Es ist nie zu spät Klavier zu lernen

Es war ein beeindruckendes Erlebnis. Eine grauhaarigere Dame, sie war damals 67 Jahre alt, setzte sich an ein ebenso altes, lange nicht mehr gestimmtes Klavier in einer Gaststätte. Sie spielte, nicht gerade virtuos, eher gegenteilig, anfängerhaft und mit einigen Fehlern, aber beseelt und mit einer Herzenslust, die jegliche Fehlgriffe auf den schwarzen und weißen Tasten unbedeutend erschienen ließen. Ihr Gesicht strahlte eine ansteckende Freude aus, welche alle Gäste im Raum überzeugte und in tosenden Beifall ausbrechen ließ, sobald der letzte Ton Ihres kurzen Intermezzos verklang. „Encore“ rief der ein oder andere sogar und erhoffte sich damit wohl eine Zugabe an Lebensfreude und purer Lust!

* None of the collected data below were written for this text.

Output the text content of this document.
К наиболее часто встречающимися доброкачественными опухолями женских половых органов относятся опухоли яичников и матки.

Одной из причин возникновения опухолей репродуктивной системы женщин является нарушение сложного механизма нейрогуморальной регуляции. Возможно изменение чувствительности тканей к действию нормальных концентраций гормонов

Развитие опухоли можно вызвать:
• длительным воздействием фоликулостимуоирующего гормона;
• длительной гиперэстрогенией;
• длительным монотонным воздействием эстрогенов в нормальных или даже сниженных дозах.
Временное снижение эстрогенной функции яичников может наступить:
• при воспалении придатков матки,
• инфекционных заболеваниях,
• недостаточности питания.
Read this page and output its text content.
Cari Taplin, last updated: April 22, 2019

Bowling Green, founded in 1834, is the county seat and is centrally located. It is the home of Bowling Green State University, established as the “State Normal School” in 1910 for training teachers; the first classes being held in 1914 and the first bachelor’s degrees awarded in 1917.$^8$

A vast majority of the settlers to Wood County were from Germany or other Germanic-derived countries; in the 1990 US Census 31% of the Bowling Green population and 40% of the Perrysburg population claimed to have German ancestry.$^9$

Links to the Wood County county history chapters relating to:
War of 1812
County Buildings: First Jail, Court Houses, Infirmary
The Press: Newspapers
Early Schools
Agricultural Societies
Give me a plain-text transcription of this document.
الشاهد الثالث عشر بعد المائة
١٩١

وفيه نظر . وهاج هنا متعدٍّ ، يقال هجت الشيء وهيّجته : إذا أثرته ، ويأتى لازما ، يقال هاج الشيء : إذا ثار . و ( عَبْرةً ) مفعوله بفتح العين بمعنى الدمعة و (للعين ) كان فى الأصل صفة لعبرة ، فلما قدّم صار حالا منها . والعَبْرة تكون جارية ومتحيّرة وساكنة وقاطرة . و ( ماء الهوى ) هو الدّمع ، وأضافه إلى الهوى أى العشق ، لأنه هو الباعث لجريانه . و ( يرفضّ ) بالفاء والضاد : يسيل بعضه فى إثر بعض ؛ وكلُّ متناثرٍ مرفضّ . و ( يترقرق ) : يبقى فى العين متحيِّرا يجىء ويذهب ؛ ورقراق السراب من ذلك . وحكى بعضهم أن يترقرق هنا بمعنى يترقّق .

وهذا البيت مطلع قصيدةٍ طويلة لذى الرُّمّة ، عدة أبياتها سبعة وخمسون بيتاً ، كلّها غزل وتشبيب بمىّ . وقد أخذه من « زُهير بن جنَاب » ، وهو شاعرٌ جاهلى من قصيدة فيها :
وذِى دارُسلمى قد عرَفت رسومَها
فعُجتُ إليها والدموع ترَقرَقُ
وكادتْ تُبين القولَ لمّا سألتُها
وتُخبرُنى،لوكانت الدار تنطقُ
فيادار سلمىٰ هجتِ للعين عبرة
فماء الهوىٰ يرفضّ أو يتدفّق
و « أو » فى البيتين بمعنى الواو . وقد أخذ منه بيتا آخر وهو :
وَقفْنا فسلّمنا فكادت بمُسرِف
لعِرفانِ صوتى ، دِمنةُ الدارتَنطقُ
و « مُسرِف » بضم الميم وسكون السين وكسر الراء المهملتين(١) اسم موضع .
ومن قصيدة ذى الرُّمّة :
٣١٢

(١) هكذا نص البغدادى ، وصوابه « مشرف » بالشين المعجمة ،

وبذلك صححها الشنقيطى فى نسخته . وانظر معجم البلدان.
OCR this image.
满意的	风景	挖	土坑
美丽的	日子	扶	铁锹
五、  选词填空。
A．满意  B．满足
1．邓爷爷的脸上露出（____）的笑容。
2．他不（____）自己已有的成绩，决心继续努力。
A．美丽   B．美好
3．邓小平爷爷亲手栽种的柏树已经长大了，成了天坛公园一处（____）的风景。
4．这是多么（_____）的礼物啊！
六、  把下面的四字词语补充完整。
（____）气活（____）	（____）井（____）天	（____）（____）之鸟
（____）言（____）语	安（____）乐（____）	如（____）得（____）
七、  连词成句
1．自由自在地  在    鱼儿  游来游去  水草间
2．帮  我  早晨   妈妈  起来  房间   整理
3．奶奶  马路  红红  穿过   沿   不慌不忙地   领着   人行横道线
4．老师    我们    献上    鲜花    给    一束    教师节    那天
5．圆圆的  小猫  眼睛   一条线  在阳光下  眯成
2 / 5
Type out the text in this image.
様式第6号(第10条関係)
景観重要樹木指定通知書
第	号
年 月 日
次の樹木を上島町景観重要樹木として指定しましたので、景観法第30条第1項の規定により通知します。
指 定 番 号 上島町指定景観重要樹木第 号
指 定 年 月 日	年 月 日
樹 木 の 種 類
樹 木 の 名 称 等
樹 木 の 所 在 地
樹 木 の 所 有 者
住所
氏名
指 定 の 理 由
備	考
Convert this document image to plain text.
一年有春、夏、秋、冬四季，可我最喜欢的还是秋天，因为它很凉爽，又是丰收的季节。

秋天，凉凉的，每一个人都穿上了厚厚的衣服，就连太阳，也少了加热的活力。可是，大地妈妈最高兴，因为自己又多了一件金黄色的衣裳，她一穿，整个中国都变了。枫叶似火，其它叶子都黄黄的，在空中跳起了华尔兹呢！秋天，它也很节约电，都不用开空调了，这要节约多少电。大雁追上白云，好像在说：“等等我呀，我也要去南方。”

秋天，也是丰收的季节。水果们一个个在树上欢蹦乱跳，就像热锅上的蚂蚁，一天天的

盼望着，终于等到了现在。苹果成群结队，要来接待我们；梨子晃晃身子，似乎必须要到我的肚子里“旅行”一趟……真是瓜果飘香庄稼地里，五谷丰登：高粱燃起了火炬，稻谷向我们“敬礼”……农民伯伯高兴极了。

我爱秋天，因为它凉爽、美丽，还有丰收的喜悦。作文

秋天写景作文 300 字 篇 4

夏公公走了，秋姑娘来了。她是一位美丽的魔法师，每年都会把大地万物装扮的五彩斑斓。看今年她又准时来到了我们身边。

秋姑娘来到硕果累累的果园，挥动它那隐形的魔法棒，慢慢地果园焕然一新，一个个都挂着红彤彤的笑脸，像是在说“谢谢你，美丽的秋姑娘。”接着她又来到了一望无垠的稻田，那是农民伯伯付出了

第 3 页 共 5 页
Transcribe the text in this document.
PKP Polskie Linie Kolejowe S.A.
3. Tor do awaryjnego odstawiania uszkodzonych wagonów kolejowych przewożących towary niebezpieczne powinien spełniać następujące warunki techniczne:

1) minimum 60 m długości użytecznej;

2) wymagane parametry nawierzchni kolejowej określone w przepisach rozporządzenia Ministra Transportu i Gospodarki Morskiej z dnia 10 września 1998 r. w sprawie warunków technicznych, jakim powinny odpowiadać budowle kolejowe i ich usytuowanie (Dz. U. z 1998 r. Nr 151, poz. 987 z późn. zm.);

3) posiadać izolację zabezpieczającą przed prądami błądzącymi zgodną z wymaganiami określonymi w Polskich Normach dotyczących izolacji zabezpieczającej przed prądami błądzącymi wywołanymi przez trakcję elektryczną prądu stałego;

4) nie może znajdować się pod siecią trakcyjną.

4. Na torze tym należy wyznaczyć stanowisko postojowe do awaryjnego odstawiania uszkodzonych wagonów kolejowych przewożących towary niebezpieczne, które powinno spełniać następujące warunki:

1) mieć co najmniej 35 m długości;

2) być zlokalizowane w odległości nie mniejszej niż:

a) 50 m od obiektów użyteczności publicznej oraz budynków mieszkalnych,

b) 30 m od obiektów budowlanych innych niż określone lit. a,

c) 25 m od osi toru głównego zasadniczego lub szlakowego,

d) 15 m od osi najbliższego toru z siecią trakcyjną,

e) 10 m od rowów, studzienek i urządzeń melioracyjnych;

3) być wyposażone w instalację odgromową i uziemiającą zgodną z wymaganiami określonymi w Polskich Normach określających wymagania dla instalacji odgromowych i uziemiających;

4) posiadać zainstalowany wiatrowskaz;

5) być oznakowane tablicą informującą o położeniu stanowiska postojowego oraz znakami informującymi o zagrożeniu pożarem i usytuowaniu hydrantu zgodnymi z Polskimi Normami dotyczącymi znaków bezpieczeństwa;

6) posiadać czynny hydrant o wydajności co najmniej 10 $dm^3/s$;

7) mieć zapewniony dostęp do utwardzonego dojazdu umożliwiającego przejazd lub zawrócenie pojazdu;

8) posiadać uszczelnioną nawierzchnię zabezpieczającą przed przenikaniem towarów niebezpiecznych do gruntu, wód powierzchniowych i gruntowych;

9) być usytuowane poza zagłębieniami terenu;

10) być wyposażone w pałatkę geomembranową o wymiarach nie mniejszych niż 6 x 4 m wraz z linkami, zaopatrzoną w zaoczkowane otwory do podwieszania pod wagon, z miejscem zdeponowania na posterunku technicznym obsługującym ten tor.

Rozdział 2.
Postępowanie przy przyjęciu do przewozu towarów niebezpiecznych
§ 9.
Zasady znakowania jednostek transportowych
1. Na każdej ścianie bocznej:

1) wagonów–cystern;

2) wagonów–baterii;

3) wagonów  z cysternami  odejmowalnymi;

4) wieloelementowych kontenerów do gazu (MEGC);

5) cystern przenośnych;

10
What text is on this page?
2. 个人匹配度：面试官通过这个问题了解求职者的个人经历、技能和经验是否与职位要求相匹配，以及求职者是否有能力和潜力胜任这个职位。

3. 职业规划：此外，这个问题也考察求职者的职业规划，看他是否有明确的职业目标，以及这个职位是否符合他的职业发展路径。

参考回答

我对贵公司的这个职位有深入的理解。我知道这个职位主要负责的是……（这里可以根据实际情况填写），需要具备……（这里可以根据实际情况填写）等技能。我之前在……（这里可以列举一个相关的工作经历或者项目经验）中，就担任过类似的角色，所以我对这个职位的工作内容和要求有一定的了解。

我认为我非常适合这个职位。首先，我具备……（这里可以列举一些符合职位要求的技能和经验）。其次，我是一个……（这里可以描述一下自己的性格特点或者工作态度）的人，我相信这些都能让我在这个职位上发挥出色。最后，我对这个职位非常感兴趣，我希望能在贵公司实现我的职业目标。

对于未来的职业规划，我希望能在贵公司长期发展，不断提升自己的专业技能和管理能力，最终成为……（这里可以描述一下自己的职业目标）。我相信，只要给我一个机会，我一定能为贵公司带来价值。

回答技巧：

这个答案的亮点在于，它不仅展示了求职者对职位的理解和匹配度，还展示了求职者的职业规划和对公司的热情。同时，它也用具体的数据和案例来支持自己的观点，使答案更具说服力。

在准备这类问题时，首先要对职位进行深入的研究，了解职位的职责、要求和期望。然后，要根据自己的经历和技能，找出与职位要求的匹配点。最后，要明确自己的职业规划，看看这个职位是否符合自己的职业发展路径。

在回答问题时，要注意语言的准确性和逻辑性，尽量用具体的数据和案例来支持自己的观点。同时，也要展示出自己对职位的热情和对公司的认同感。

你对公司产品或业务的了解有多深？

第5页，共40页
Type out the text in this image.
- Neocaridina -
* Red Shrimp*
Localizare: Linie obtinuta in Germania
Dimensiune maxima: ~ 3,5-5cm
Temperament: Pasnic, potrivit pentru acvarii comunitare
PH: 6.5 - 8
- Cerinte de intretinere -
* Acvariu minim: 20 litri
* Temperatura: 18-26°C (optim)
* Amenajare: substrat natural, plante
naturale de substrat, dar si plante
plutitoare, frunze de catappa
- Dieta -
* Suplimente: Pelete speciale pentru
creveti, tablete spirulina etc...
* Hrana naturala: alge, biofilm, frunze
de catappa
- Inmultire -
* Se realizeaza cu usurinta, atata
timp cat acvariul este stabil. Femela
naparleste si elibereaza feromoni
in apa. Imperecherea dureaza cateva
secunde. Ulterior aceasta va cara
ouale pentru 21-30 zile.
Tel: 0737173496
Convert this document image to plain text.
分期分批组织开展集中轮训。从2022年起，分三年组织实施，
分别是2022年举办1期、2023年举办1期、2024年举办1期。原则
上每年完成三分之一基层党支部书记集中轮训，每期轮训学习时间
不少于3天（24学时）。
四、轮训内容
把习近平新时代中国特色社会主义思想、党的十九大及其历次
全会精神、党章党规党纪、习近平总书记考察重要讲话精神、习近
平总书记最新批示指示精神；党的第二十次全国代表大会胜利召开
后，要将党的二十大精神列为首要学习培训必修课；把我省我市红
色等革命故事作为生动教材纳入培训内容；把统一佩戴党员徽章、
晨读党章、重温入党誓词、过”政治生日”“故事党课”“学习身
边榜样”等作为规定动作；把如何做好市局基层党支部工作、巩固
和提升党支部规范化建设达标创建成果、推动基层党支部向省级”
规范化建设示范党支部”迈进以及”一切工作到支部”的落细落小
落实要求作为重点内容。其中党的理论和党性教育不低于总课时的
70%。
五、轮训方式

In einem späteren, kurzen Gespräch mit besagter Dame erfuhr Ich, dass sie erst seit 6 Monaten Klavierunterricht nahm und sich einen bisher unverwirklichten Kindheitstraum erfüllte. Dass sie nun, in Ihrem dritten Lebensabschnitt, an einem Klavier saß und die Bewegungen Ihrer Finger zu Musik wurden, erfüllte Sie mit großer Freude und Zufriedenheit. Denn nicht nur hat sie sich einen Teil Ihrer Kindheit zurückerobert, sondern auch viele andere Vorteile des Musizierens im hohen Alter kamen ganz automatisch dazu. So erzählte Sie, dass das Klavierspielen sie fit und gesund hält. Ihre Arthrose habe sich stark verbessert und auch geistig fühle sie sich jünger denn je.

Diese These wird heutzutage von Musikpädagogen und Forschern weltweit untermalt. Ein Instrument zu lernen  dient dem seelischen Ausgleich, der Selbstverwirklichung und steigert die Lebensqualität – auch und ganz besonders  im hohen Alter. Studien der Universität Zürich belegen, dass das Klavierlernen für Senioren das beste Gehirntraining überhaupt ist. Bekanntermaßen werden während des Klavierspielens eine ganze Reihe von Gehirngebieten in besonderer Art und Weise aktiviert. Dazu gehören die Gebiete, die für die Bewegung der Hände, sowie für das Hören von großer Bedeutung sind. Gedächtnisstrukturen, die das Gespielte wiedererkenn müssen und unsere Motorik darauf vorbereiten vorrausschauend zu spielen werden angeregt. So wird durch das Musizieren ein Feuerwerk im Gehirn ausgelöst, welches bereits schon nach wenigen Wochen positive Veränderungen im Stirnhirn erzeugt. Dieser Aktionismus unterbricht die sonst im Alter oft automatisierten Vorgänge des Gehirns, schütz sehr gut gegen Altersdemenz und rüstet für das Älterwerden auf. Es ist also von enormer Bedeutung offen für Neues zu sein, sich erstmaligen Herausforderungen zu stellen und so den Lebensabend aktiv zu genießen. Je anspruchsvoller die Aufgabe umso jünger wird das Gehirn gehalten und von bisher unbekannten Informationen auf Hochtouren gebracht. Denn Neues stimuliert genau die Hirnregionen, die im Alter am Stärksten vom Abbau bedroht sind.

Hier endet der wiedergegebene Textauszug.